Frederick de Houtman
Frederik de Houtman.jpg
Portrait by David de Meyne in 1617
Born 1571
Gouda, Holland, Seventeen Provinces
Died October 21, 1627 (aged 55–56)
Alkmaar, Holland, Dutch Republic
Nationality Dutch
Occupation Explorer

Frederick de Houtman (1571 – 21 October 1627), or Frederik de Houtman, was a Dutch explorer who sailed along the Western coast of Australia en route to Batavia, known today as Jakarta in Indonesia. He made pioneering observations of the southern stars that contributed to the creation of 12 new southern constellations.

Frederick de Houtman was born in Gouda, Holland, Seventeen Provinces.
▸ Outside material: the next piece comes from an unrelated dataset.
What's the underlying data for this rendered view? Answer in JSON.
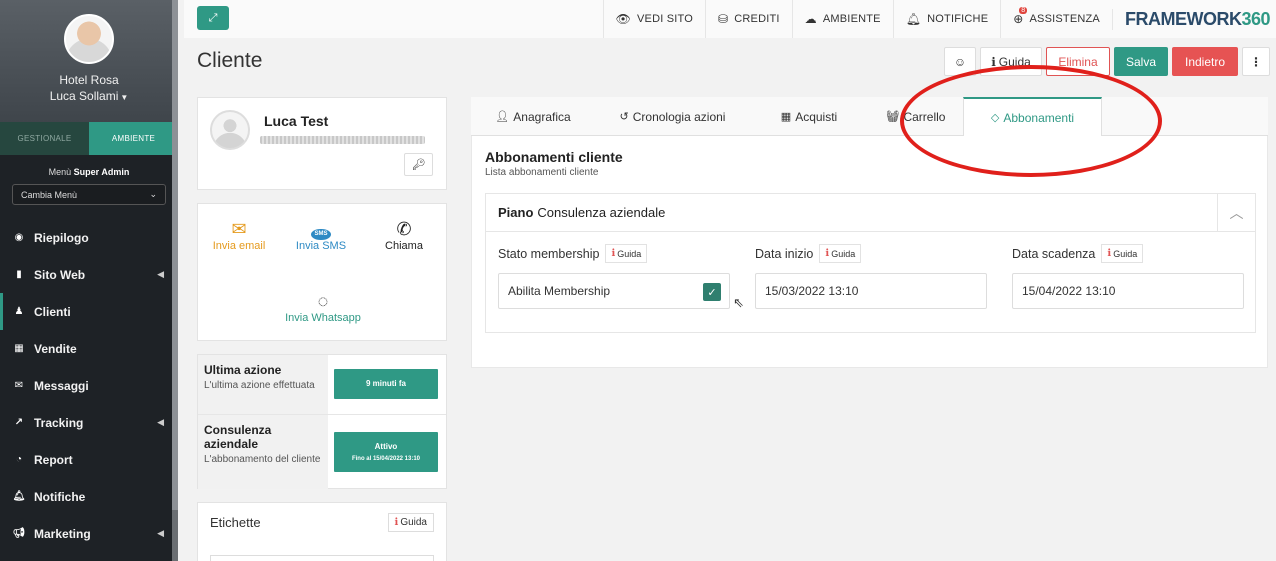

He assisted fellow Dutch navigator Pieter Dirkszoon Keyser with astronomical observations during the first Dutch expedition to the East Indies in 1595–1597 (during which Keyser died). He also sailed in 1598–1599 on a second expedition led by his brother Cornelis de Houtman. Cornelis was killed on that expedition, and Frederick was imprisoned by the Sultan of Aceh in northern Sumatra, but used his two years of captivity to study the local Malay language and to make astronomical observations. These observations supplemented those made by Keyser on the first expedition. The constellations formed from their observations were first published in 1597 or 1598 on a globe by Petrus Plancius, and later globes (particularly one published by Willem Blaeu in 1603) incorporated adjustments based on de Houtman's later observations. Today credit for these constellations is given to Keyser, de Houtman, and Plancius. They are also associated with Johann Bayer, who included them in his influential celestial atlas Uranometria in 1603.

In 1603, after his return to Holland, de Houtman published his stellar observations in an appendix to his dictionary and grammar of the Malayan and Malagasy languages.